BOAT: Navigating the Sea of In Silico Predictors for Antibody Design via Multi-Objective Bayesian Optimization

TL;DR

BOAT is a Bayesian optimization framework designed for multi-property antibody engineering, efficiently balancing multiple drug-like properties in antibody design.

Contribution

It introduces a versatile, plug-and-play Bayesian optimization approach that couples surrogate modeling with genetic algorithms for multi-objective antibody property optimization.

Findings

BOAT outperforms genetic algorithms and generative approaches in certain regimes.

Surrogate-driven optimization can be more efficient than generative methods under specific conditions.

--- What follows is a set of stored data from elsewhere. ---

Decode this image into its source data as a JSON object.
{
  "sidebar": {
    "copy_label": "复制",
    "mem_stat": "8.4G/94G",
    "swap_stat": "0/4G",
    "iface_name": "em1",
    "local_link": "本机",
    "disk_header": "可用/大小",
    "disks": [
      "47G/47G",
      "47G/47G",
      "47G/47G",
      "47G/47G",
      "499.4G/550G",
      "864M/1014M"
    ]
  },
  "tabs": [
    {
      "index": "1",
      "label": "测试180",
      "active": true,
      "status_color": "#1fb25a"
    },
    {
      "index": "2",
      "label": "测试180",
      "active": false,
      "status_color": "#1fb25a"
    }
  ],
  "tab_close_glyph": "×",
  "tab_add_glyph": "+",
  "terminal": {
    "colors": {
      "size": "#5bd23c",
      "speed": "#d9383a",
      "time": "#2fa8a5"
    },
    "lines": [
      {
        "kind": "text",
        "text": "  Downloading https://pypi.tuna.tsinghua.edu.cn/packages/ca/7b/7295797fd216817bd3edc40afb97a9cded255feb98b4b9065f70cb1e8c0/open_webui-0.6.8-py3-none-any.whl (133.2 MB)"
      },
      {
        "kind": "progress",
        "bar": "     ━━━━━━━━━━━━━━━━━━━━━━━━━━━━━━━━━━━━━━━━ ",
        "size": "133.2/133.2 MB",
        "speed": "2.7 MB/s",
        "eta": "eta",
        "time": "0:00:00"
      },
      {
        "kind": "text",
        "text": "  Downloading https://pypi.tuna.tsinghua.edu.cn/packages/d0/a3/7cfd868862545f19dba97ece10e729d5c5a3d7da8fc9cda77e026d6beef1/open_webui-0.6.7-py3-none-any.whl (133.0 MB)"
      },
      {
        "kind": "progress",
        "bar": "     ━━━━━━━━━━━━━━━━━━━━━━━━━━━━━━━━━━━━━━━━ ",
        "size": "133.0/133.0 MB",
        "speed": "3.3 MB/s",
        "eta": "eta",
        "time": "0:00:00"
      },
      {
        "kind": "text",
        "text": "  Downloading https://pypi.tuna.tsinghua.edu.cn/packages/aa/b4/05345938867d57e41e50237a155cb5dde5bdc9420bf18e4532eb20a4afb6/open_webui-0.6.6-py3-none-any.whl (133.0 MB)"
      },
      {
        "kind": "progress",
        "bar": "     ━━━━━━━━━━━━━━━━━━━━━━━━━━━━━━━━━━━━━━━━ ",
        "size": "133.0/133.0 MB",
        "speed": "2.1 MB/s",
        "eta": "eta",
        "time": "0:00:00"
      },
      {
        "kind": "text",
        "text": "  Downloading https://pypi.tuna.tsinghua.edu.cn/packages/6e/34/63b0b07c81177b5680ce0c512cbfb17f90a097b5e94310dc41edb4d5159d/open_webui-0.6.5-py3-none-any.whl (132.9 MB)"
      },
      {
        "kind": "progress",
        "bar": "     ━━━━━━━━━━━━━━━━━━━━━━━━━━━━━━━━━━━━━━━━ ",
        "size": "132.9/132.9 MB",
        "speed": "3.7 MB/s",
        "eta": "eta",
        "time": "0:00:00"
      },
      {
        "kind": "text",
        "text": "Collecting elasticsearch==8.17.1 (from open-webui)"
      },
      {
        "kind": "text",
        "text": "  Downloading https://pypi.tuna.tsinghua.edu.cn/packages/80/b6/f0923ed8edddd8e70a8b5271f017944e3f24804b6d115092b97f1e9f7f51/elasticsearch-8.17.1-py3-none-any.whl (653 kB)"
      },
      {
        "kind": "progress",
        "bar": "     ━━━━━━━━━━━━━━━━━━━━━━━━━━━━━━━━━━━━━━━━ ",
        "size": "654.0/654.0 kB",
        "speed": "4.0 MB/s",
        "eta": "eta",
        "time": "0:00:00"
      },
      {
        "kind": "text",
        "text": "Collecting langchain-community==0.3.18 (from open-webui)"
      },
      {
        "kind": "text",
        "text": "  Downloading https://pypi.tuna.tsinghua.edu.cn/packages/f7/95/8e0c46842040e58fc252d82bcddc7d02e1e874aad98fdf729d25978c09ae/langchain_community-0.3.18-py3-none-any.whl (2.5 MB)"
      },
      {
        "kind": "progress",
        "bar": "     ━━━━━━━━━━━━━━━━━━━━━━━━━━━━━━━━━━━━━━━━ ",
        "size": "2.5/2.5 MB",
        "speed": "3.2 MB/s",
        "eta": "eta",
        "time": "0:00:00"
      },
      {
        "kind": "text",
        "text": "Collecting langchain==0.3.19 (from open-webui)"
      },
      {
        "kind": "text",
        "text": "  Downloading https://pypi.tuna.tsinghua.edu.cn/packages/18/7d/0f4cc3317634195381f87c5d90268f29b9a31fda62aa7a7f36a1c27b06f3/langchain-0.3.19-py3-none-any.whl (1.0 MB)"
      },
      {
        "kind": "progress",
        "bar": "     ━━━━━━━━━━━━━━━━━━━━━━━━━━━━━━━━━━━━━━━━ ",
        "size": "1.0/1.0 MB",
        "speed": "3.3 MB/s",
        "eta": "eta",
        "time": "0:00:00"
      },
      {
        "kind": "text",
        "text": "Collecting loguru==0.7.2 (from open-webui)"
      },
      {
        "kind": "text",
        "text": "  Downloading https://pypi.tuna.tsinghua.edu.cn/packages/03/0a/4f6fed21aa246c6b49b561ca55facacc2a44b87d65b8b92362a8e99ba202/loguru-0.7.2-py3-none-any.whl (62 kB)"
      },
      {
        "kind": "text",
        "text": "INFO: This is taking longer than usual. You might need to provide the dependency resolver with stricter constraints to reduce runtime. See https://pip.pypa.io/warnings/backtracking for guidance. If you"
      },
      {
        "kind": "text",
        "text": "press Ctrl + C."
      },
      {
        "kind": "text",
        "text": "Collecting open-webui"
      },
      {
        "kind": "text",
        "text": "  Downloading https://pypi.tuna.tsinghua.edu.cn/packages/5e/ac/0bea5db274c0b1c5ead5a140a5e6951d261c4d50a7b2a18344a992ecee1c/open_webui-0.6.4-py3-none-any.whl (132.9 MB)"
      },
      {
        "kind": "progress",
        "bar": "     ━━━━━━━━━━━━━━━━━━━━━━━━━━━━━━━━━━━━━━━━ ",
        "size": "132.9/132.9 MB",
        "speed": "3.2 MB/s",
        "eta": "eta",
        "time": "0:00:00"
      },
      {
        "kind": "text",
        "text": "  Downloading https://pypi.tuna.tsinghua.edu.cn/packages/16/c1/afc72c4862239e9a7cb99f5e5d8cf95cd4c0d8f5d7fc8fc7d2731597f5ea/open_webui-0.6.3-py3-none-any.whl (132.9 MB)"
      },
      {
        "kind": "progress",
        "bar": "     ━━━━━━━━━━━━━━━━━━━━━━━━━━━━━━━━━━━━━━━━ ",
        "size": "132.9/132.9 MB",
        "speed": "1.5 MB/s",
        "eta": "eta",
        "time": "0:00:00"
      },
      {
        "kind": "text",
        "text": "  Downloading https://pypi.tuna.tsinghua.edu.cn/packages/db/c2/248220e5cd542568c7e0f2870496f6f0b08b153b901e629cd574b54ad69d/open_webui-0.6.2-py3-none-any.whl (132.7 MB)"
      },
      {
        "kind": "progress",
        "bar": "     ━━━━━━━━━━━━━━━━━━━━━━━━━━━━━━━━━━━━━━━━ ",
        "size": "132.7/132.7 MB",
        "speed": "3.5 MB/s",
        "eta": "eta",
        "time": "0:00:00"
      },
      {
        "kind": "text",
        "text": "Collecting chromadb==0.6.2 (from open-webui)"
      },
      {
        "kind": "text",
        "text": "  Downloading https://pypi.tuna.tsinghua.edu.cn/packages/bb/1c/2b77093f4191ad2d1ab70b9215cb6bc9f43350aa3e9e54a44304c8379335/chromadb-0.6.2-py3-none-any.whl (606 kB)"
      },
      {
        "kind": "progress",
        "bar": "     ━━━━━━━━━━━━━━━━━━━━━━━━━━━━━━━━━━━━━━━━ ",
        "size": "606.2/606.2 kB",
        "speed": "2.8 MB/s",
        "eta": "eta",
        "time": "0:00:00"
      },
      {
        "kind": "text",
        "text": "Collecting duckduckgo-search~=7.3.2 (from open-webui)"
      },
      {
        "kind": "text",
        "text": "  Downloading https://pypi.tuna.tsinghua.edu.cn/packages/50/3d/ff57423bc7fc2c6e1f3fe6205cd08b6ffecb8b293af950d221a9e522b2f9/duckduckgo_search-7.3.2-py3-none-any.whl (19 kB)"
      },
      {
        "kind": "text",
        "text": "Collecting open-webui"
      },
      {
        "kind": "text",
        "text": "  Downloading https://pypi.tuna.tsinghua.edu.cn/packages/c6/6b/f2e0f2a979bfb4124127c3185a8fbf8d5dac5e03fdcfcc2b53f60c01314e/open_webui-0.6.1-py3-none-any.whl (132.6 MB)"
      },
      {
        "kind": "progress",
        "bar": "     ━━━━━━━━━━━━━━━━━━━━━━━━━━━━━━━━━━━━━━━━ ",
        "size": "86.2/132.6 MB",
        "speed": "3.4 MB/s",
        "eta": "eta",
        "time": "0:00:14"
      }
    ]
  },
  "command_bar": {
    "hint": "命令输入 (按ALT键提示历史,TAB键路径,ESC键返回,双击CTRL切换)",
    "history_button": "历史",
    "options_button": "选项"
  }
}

Practical limits are identified based on sequence dimensionality and oracle costs.

Abstract

Antibody lead optimization is inherently a multi-objective challenge in drug discovery. Achieving a balance between different drug-like properties is crucial for the development of viable candidates, and this search becomes exponentially challenging as desired properties grow. The ever-growing zoo of sophisticated in silico tools for predicting antibody properties calls for an efficient joint optimization procedure to overcome resource-intensive sequential filtering pipelines. We present BOAT, a versatile Bayesian optimization framework for multi-property antibody engineering. Our `plug-and-play' framework couples uncertainty-aware surrogate modeling with a genetic algorithm to jointly optimize various predicted antibody traits while enabling efficient exploration of sequence space. Through systematic benchmarking against genetic algorithms and newer generative learning approaches, we demonstrate competitive performance with state-of-the-art methods for multi-objective protein optimization. We identify clear regimes where surrogate-driven optimization outperforms expensive generative approaches and establish practical limits imposed by sequence dimensionality and oracle costs.